Пусть она и не говорит о любви, он думает, она его любит. Кажется, понимает ее: она боится новой любовной катастрофы. Как с шефом. Но шеф не может так отдаться ей, как он. Шеф, должно быть, произвел на нее впечатление своей успешностью. Театры, рестораны, подарки. А он зато решился рассказать девушке все постыдное о себе. Таким самоотречением он применил свою стратегию – завоевать ее жалостью к себе. Преувеличив свою искренность, он стал как бы ретушированной фотографией самого себя. Если она хоть немного дала увидеть в себе, это уже означает взаимность. А ведь секретарша взамен рассказала ему только моментальные снимки, хотя ему они кажутся главами романа. И он – его читатель. Его большой читатель. Введя сначала два пальца, потом все, потом кулак и раскрывая руку в ней, он думает, что в ее жидком извержении, в ее сладострастном выгибании она принадлежит ему, как никому другому.

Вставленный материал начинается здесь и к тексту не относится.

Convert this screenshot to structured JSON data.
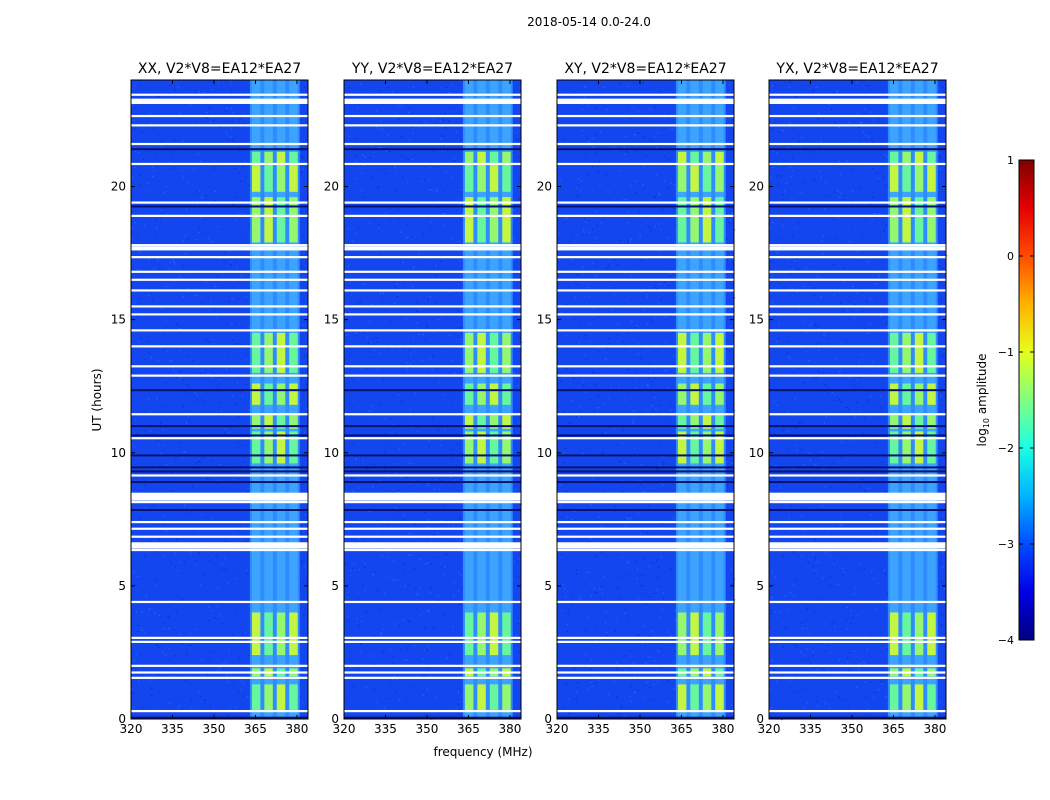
{
  "figure": {
    "suptitle": "2018-05-14 0.0-24.0"
  },
  "chart_data": [
    {
      "type": "heatmap",
      "title": "XX, V2*V8=EA12*EA27",
      "xlabel": "",
      "ylabel": "UT (hours)",
      "xlim": [
        320,
        384
      ],
      "ylim": [
        0,
        24
      ],
      "xticks": [
        "320",
        "335",
        "350",
        "365",
        "380"
      ],
      "yticks": [
        "0",
        "5",
        "10",
        "15",
        "20"
      ],
      "rfi_band_mhz": [
        363,
        381
      ]
    },
    {
      "type": "heatmap",
      "title": "YY, V2*V8=EA12*EA27",
      "xlabel": "frequency (MHz)",
      "ylabel": "",
      "xlim": [
        320,
        384
      ],
      "ylim": [
        0,
        24
      ],
      "xticks": [
        "320",
        "335",
        "350",
        "365",
        "380"
      ],
      "yticks": [
        "0",
        "5",
        "10",
        "15",
        "20"
      ],
      "rfi_band_mhz": [
        363,
        381
      ]
    },
    {
      "type": "heatmap",
      "title": "XY, V2*V8=EA12*EA27",
      "xlabel": "",
      "ylabel": "",
      "xlim": [
        320,
        384
      ],
      "ylim": [
        0,
        24
      ],
      "xticks": [
        "320",
        "335",
        "350",
        "365",
        "380"
      ],
      "yticks": [
        "0",
        "5",
        "10",
        "15",
        "20"
      ],
      "rfi_band_mhz": [
        363,
        381
      ]
    },
    {
      "type": "heatmap",
      "title": "YX, V2*V8=EA12*EA27",
      "xlabel": "",
      "ylabel": "",
      "xlim": [
        320,
        384
      ],
      "ylim": [
        0,
        24
      ],
      "xticks": [
        "320",
        "335",
        "350",
        "365",
        "380"
      ],
      "yticks": [
        "0",
        "5",
        "10",
        "15",
        "20"
      ],
      "rfi_band_mhz": [
        363,
        381
      ]
    }
  ],
  "colorbar": {
    "label": "log",
    "label_sub": "10",
    "label_rest": " amplitude",
    "range": [
      -4,
      1
    ],
    "ticks": [
      "1",
      "0",
      "−1",
      "−2",
      "−3",
      "−4"
    ],
    "colormap": "jet"
  },
  "flagged_hours": [
    0.3,
    1.55,
    1.75,
    2.0,
    2.9,
    3.05,
    4.4,
    6.35,
    6.5,
    6.6,
    6.85,
    7.15,
    7.4,
    8.15,
    8.3,
    8.45,
    9.15,
    10.55,
    11.45,
    12.9,
    13.25,
    14.0,
    14.6,
    15.2,
    15.5,
    16.1,
    16.5,
    16.8,
    17.35,
    17.65,
    17.8,
    18.9,
    19.4,
    20.85,
    21.6,
    22.3,
    22.65,
    23.45
  ],
  "rfi_blocks_hours": [
    [
      0.3,
      1.3
    ],
    [
      1.6,
      1.9
    ],
    [
      2.4,
      4.0
    ],
    [
      9.6,
      10.8
    ],
    [
      10.9,
      11.4
    ],
    [
      11.8,
      12.6
    ],
    [
      13.0,
      14.5
    ],
    [
      17.9,
      19.6
    ],
    [
      19.8,
      20.8
    ],
    [
      20.8,
      21.3
    ]
  ]
}
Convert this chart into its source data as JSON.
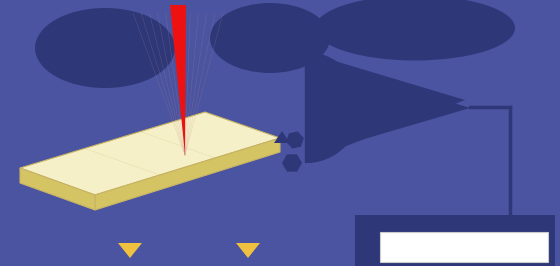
{
  "bg_color": "#4a54a0",
  "chip_face_color": "#f5f0c8",
  "chip_edge_color": "#c8b464",
  "chip_side_color": "#d4c464",
  "laser_color": "#ee1111",
  "circuit_color": "#2e3878",
  "triangle_color": "#f0c040",
  "white_box_color": "#ffffff",
  "white_box_edge": "#cccccc"
}
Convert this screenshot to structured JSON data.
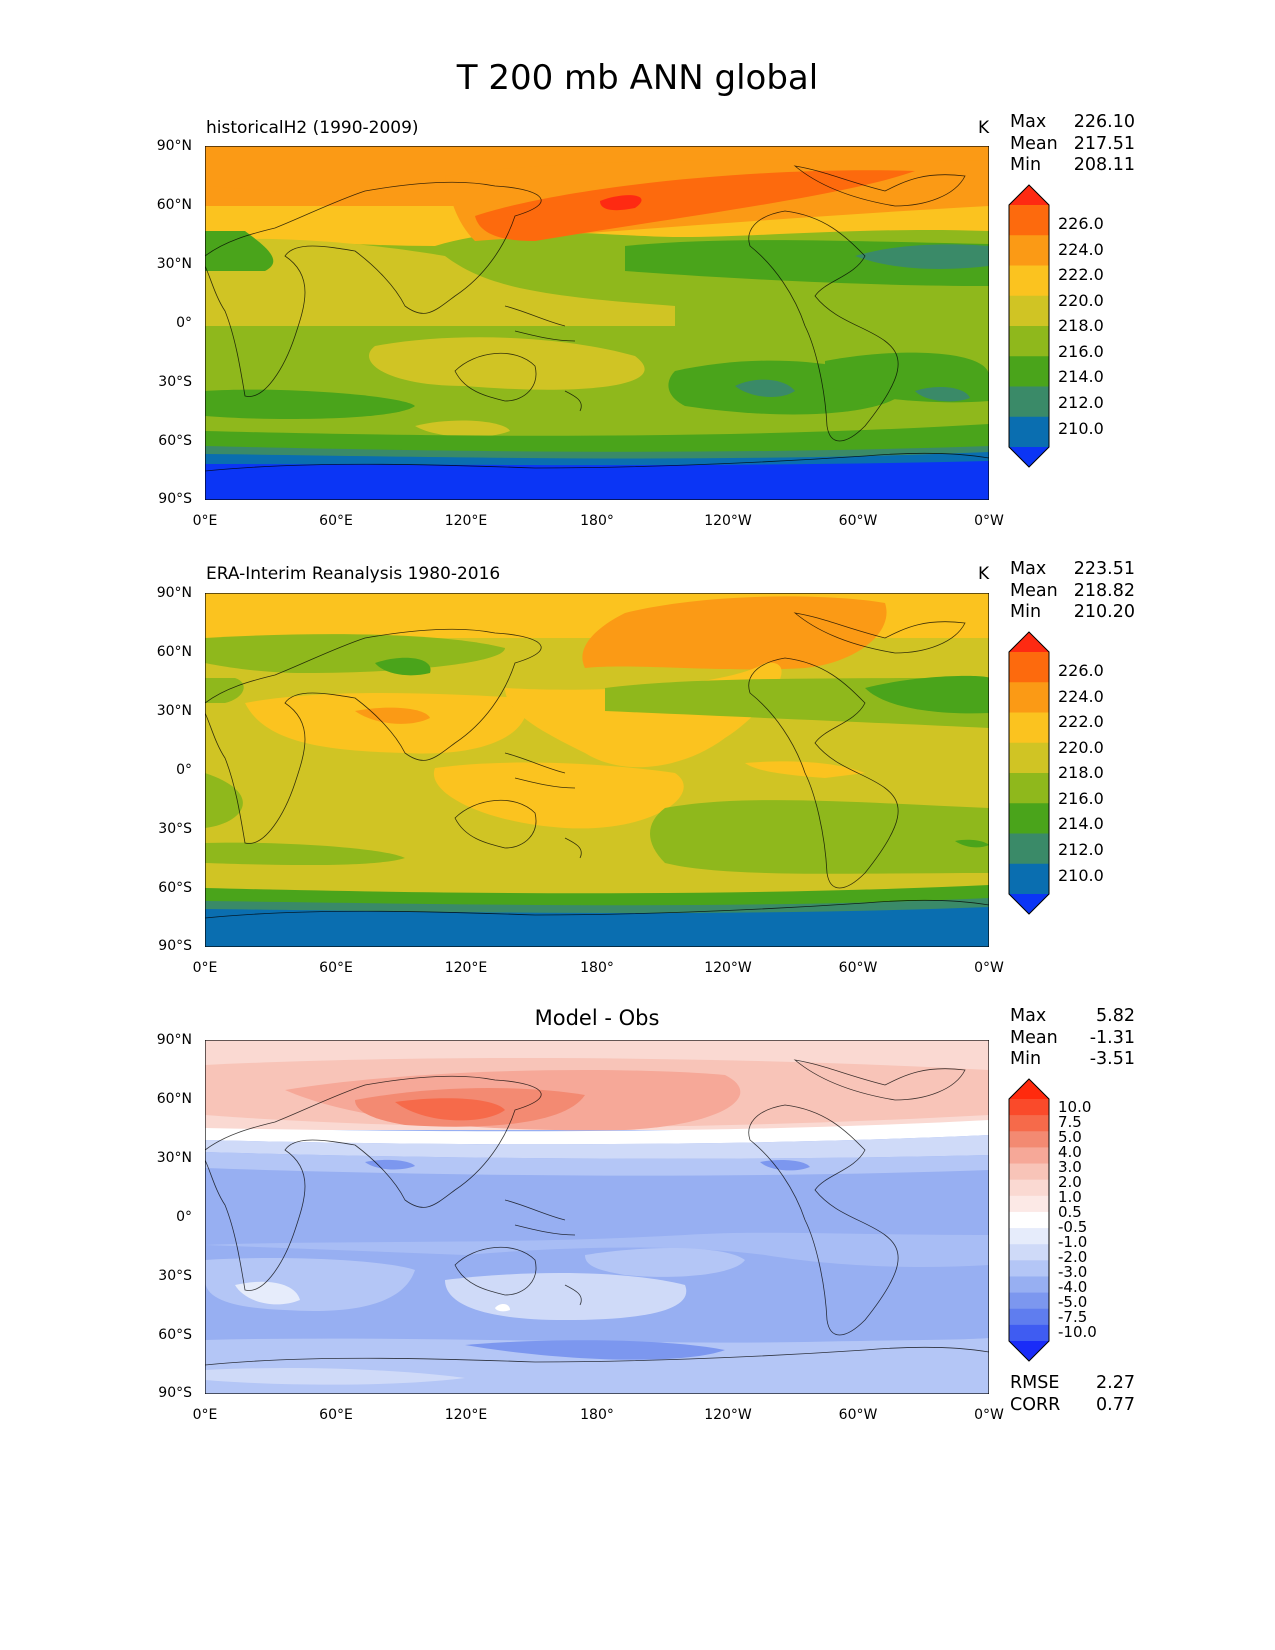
{
  "figure": {
    "title": "T 200 mb ANN global"
  },
  "axes": {
    "lat_ticks": [
      "90°N",
      "60°N",
      "30°N",
      "0°",
      "30°S",
      "60°S",
      "90°S"
    ],
    "lon_ticks": [
      "0°E",
      "60°E",
      "120°E",
      "180°",
      "120°W",
      "60°W",
      "0°W"
    ]
  },
  "panels": [
    {
      "title": "historicalH2 (1990-2009)",
      "units": "K",
      "stats": {
        "max_label": "Max",
        "max": "226.10",
        "mean_label": "Mean",
        "mean": "217.51",
        "min_label": "Min",
        "min": "208.11"
      },
      "colorbar": {
        "ticks": [
          "226.0",
          "224.0",
          "222.0",
          "220.0",
          "218.0",
          "216.0",
          "214.0",
          "212.0",
          "210.0"
        ],
        "colors": [
          "#fe2a12",
          "#fd6a0d",
          "#fb9a15",
          "#fbc31f",
          "#d0c424",
          "#8fb81c",
          "#4aa41b",
          "#3a8a68",
          "#0a6eb0",
          "#0b35f5"
        ]
      }
    },
    {
      "title": "ERA-Interim Reanalysis 1980-2016",
      "units": "K",
      "stats": {
        "max_label": "Max",
        "max": "223.51",
        "mean_label": "Mean",
        "mean": "218.82",
        "min_label": "Min",
        "min": "210.20"
      },
      "colorbar": {
        "ticks": [
          "226.0",
          "224.0",
          "222.0",
          "220.0",
          "218.0",
          "216.0",
          "214.0",
          "212.0",
          "210.0"
        ],
        "colors": [
          "#fe2a12",
          "#fd6a0d",
          "#fb9a15",
          "#fbc31f",
          "#d0c424",
          "#8fb81c",
          "#4aa41b",
          "#3a8a68",
          "#0a6eb0",
          "#0b35f5"
        ]
      }
    },
    {
      "title": "Model - Obs",
      "units": "",
      "stats": {
        "max_label": "Max",
        "max": "5.82",
        "mean_label": "Mean",
        "mean": "-1.31",
        "min_label": "Min",
        "min": "-3.51"
      },
      "colorbar": {
        "ticks": [
          "10.0",
          "7.5",
          "5.0",
          "4.0",
          "3.0",
          "2.0",
          "1.0",
          "0.5",
          "-0.5",
          "-1.0",
          "-2.0",
          "-3.0",
          "-4.0",
          "-5.0",
          "-7.5",
          "-10.0"
        ],
        "colors": [
          "#ff2a0d",
          "#fa4a2a",
          "#f66a4a",
          "#f38a72",
          "#f6a898",
          "#f8c4b8",
          "#fad9d2",
          "#fce9e6",
          "#ffffff",
          "#e6ecfb",
          "#cfdaf8",
          "#b4c6f6",
          "#97aff2",
          "#7c97ef",
          "#5f7def",
          "#3f5cf2",
          "#1a2cf8"
        ]
      },
      "metrics": {
        "rmse_label": "RMSE",
        "rmse": "2.27",
        "corr_label": "CORR",
        "corr": "0.77"
      }
    }
  ]
}
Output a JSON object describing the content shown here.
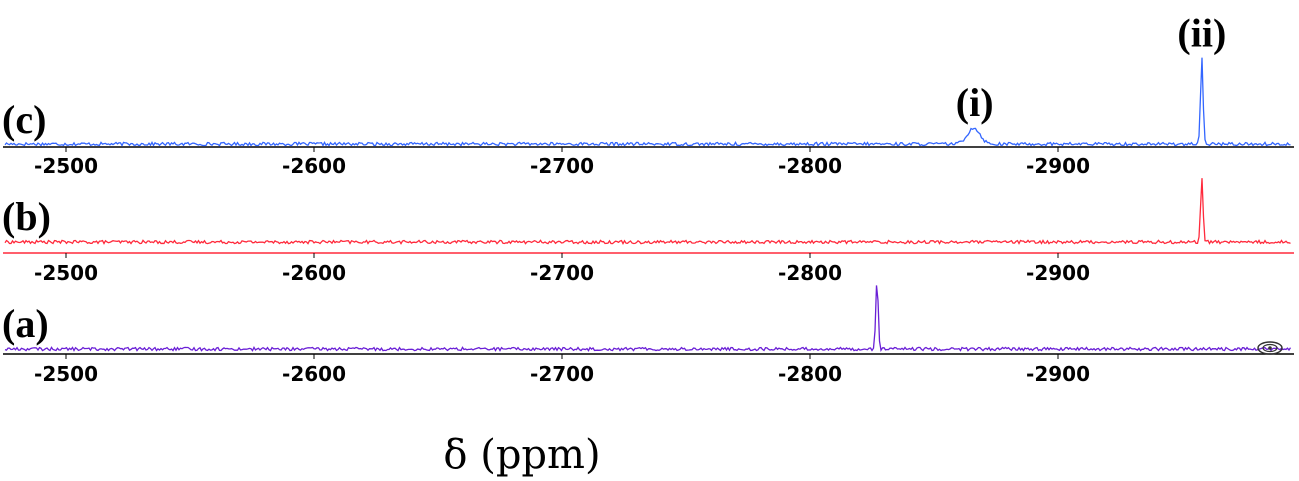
{
  "chart_data": {
    "type": "line",
    "x_unit": "ppm",
    "xlabel": "δ (ppm)",
    "xlim": [
      -2475,
      -2985
    ],
    "ticks": [
      -2500,
      -2600,
      -2700,
      -2800,
      -2900
    ],
    "tick_labels": [
      "-2500",
      "-2600",
      "-2700",
      "-2800",
      "-2900"
    ],
    "panels": [
      {
        "label": "(c)",
        "color": "#3366ff",
        "peaks": [
          {
            "x": -2866,
            "height": 0.18,
            "width": 2.5,
            "name": "(i)"
          },
          {
            "x": -2958,
            "height": 0.95,
            "width": 0.5,
            "name": "(ii)"
          }
        ]
      },
      {
        "label": "(b)",
        "color": "#ff2a3c",
        "peaks": [
          {
            "x": -2958,
            "height": 0.8,
            "width": 0.5,
            "name": ""
          }
        ]
      },
      {
        "label": "(a)",
        "color": "#6a1fd6",
        "peaks": [
          {
            "x": -2827,
            "height": 0.82,
            "width": 0.5,
            "name": ""
          }
        ]
      }
    ]
  }
}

Но его мучения продолжаются. Его ревность не испаряется. Каждый раз, когда она входит в кабинет начальника, он грызет ногти, смотрит на дверь, возвращается к своим исходящим и чекам, но глаза невольно обращаются к этой двери.
Иногда спрашивает себя, что произойдет, если он с извинениями осмелился бы неожиданно войти в кабинет. Спрашивает себя, что бы он сделал, если б застал ее сидящей на столе спиной к двери, раздвинув ноги, обхватив лысину шефа. Если б такое случилось, смиряется он перед собой, он бросился бы назад, робко извиняясь, прикрыл бы осторожно дверь и, выходя, призвал бы себя к сдержанности, возвратился бы к своему столу с разбитым сердцем. Исходящие бумаги, чеки.
Он проводит с нею несколько ночей в неделю, но его ревность не утихает. Почему бы не заподозрить, что остальные ночи она проводит с шефом? Отчего не думать, что девушка хорошо устроилась, поддерживая одновременно две связи: с шефом, получая за свои за услуги конкретную выгоду – плату за квартиру например. Должно быть, шеф оплачивает ее квартиру. И многое другое. В квартире девушки он ревизор. Расследует, не найдется ли подарков. Ревизует спальню, шкаф, ящики. Ревизует гостиную, комод. Ревизует ванную, аптечку, кухню. Вынюхивает присутствие шефа.
Иногда, когда она сотрясается в оргазме, он задается вопросом, кто научил ее той или иной ласке, той или иной позе, не был ли это шеф, с шефом она ведет себя так же или притворяется ледышкой.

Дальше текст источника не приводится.